(Bloomberg) -- Amid an OPEC deal that spurred a furious rally in oil prices on Thursday, investors flooded into an exchange traded fund that offered them exposure to U.S.-listed production and exploration firms.
Front-month West Texas Intermediate futures contracts soared 13 percent since Tuesday as member nations of OPEC agreed to their first production cut in eight years, with Russia also pledging to reduce output.
XOP, the SPDR S&P Oil and Gas Exploration and Production ETF, saw record inflows exceeding $1 billion on Thursday, more than double its previous high.
That's roughly a thousand times its average daily inflow, which made it tops among equity ETFs for the session. The enthusiasm for this product marks a stark about-face on the part of investors; for the five sessions ending Tuesday, XOP saw its heaviest weekly withdrawals of 2016.

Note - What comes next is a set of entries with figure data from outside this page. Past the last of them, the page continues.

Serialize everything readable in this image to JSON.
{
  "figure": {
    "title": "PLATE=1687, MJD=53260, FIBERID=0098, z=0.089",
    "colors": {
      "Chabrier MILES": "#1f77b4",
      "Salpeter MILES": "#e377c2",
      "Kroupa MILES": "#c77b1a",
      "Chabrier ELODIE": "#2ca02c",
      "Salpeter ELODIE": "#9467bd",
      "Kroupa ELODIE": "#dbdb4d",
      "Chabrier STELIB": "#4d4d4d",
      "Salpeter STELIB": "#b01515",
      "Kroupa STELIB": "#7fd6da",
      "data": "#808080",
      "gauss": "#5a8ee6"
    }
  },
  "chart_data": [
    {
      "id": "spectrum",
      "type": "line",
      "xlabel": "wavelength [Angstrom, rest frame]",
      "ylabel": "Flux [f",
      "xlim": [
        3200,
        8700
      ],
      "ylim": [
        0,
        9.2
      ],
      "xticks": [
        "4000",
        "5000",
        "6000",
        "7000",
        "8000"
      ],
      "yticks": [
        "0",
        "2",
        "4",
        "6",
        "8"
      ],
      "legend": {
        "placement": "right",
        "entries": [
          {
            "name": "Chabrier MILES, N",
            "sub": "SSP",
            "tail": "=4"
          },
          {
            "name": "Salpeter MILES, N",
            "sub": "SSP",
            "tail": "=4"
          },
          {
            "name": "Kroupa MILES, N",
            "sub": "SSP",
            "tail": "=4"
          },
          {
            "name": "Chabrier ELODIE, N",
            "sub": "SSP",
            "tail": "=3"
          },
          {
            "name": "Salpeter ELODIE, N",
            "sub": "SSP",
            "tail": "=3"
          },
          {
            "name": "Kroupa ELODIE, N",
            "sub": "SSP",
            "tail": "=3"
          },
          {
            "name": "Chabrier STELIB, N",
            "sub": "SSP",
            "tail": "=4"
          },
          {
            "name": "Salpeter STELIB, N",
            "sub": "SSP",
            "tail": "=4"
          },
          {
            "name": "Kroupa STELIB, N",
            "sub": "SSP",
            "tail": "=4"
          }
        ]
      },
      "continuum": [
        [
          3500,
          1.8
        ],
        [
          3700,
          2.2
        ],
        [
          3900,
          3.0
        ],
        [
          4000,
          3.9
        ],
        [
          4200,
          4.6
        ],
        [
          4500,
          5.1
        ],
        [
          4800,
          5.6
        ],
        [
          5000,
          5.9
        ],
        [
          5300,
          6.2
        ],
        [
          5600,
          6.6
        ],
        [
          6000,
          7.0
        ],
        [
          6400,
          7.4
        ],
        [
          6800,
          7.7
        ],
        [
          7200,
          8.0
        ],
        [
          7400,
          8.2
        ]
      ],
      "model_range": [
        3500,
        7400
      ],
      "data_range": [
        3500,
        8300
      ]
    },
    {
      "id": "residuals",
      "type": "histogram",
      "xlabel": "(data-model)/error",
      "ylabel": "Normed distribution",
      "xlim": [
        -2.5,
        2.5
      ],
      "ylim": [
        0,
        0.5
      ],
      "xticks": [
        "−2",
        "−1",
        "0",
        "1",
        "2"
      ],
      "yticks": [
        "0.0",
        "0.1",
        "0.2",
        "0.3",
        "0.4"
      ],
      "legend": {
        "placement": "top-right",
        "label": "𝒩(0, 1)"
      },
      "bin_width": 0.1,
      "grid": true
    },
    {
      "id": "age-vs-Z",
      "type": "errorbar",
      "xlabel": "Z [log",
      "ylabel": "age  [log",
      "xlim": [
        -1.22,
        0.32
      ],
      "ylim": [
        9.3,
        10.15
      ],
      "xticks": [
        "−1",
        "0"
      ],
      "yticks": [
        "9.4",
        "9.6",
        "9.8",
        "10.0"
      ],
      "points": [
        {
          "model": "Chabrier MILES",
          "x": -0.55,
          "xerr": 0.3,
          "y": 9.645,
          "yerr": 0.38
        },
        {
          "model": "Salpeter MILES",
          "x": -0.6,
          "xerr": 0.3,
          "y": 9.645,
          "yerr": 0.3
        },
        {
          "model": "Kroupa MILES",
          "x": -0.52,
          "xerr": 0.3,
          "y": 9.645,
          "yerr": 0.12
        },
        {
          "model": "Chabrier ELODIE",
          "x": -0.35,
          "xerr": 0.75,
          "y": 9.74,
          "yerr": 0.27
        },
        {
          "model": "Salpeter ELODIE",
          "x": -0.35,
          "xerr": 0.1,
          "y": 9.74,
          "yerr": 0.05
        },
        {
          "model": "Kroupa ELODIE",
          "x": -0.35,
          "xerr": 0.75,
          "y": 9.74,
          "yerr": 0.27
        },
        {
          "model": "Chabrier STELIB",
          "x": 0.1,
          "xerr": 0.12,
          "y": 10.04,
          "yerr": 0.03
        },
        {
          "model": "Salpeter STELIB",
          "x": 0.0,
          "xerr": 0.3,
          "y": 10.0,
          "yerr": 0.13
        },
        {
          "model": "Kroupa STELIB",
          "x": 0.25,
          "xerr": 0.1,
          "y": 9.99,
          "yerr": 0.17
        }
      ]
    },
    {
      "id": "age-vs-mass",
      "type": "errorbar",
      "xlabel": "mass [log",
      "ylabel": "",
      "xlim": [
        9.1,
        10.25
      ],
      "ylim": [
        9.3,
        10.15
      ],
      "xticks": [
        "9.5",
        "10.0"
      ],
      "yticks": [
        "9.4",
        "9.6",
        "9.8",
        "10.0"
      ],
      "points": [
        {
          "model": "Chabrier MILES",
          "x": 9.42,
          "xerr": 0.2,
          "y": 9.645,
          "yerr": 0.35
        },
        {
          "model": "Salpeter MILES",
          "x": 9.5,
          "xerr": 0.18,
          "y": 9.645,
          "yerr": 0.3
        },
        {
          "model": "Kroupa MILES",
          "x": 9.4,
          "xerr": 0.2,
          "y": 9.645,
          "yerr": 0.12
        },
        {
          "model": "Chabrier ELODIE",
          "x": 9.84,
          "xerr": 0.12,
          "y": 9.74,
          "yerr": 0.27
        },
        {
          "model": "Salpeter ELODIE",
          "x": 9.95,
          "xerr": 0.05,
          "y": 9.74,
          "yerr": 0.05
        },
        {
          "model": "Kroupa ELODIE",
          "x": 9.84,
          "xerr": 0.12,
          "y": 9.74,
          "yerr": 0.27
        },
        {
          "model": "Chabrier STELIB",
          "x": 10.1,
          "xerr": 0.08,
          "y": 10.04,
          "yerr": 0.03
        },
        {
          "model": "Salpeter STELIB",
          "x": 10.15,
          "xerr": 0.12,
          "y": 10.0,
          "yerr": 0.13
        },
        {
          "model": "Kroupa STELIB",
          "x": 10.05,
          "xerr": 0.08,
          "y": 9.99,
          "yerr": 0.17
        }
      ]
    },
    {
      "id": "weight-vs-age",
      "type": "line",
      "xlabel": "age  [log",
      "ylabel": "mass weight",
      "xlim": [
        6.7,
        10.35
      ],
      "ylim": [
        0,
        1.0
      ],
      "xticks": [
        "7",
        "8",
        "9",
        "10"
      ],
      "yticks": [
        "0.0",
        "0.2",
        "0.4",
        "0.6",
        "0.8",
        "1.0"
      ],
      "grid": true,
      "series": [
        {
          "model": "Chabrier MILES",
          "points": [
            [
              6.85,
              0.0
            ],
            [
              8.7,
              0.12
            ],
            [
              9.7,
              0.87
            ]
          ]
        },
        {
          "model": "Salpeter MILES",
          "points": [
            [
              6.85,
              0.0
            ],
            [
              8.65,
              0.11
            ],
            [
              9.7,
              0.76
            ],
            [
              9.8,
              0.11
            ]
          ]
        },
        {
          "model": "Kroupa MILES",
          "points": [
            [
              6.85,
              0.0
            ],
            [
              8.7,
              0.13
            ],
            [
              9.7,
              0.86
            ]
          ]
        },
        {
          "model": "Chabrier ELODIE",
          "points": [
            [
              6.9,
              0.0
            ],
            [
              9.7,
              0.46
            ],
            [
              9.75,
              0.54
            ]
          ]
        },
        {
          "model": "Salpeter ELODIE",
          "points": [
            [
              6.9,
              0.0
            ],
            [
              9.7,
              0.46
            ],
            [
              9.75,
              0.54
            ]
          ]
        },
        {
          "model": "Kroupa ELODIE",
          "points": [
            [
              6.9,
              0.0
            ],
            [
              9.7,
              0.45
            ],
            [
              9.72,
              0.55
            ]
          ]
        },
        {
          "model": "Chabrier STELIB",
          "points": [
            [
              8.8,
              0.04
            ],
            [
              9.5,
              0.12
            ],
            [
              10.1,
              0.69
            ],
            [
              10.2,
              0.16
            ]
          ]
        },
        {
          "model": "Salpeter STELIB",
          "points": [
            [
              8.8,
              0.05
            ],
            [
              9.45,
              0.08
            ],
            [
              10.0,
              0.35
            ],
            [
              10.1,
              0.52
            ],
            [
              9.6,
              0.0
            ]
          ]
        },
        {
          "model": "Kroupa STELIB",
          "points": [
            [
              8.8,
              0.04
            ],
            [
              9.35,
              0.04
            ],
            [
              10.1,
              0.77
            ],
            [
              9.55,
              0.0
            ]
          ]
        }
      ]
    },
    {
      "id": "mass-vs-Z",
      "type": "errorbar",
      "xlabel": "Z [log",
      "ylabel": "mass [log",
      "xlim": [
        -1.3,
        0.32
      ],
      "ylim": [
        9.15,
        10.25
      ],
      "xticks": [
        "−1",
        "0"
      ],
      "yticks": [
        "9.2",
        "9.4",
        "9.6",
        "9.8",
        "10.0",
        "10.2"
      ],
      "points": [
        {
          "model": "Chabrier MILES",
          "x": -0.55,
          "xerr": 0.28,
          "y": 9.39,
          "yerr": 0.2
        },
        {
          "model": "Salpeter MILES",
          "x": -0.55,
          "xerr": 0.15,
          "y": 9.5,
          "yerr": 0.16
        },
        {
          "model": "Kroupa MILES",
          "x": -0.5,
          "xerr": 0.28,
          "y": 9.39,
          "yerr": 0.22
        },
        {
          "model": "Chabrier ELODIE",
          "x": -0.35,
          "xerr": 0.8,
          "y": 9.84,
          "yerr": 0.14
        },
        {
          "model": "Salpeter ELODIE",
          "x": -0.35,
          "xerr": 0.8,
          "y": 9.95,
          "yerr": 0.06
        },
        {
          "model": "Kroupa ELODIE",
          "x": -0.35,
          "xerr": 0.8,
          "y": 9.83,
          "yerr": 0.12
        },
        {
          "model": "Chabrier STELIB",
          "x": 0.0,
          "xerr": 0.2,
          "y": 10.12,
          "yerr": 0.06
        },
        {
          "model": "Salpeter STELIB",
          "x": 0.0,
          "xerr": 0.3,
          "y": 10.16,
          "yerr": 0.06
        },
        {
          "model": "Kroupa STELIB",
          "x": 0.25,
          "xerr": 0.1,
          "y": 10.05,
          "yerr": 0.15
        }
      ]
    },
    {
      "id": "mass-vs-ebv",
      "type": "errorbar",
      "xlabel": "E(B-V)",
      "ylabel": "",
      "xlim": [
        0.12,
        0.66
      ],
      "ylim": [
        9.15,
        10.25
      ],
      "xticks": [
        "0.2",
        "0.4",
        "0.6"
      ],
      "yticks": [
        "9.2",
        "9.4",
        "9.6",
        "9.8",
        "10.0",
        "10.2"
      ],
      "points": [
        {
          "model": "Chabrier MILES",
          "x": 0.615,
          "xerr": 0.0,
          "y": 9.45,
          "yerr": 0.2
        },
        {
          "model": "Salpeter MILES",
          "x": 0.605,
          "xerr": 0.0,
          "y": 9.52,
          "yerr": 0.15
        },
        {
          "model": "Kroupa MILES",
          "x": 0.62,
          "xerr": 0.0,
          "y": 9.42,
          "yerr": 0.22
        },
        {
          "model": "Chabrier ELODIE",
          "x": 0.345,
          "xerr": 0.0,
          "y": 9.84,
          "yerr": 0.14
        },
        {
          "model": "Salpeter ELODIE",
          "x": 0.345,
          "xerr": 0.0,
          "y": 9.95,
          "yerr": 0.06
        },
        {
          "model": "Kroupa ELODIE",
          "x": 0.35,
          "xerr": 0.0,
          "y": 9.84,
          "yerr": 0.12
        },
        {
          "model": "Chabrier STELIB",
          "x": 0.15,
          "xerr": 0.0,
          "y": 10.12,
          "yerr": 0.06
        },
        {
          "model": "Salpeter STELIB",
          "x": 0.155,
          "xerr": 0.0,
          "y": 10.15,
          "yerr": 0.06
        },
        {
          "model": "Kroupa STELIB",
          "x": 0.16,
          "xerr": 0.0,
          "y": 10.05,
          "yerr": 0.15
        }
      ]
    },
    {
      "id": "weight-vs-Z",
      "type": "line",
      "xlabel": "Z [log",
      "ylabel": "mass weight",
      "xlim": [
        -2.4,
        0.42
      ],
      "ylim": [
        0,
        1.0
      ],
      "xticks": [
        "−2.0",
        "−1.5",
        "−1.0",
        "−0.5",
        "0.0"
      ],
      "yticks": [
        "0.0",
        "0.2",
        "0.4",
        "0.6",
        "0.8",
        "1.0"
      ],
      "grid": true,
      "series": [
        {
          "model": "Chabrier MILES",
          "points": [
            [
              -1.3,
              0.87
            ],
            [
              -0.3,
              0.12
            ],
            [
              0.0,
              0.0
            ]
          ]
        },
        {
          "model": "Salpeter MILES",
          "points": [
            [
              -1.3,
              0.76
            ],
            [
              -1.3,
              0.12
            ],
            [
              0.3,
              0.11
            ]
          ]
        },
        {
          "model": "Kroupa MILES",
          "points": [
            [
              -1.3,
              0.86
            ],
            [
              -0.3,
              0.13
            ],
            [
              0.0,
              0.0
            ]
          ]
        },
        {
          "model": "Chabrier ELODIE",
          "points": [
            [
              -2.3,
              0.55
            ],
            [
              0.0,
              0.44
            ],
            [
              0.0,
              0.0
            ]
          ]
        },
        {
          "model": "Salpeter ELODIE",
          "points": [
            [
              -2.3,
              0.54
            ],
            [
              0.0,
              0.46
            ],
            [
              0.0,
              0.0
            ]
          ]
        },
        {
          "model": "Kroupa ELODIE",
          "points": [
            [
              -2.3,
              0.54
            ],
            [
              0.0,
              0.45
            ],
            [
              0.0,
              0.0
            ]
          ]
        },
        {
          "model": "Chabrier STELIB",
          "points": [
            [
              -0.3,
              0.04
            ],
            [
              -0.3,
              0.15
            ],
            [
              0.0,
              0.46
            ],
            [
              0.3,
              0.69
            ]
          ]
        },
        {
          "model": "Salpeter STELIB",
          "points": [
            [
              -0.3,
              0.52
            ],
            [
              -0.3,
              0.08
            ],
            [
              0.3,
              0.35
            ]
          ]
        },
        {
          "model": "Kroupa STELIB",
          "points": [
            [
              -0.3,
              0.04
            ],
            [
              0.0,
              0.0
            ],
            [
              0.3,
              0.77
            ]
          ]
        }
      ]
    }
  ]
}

"XOP has proven to be the best ETF to play an extended oil rebound both this year and back in 2009," said Eric Balchunas, ETF analyst at Bloomberg Intelligence. "It holds stocks so it doesn't have any of the roll costs that cripple USO, but at the same time its small-cap exposure gives it more pop than XLE."
This ETF, which is concentrated in upstream firms and therefore trades more in-line with crude oil than similar products that include more integrated oil giants, is up nearly 40 percent year-to-date. Its recent gains have substantially extended its outperformance relative to the S&P 500 index for the year.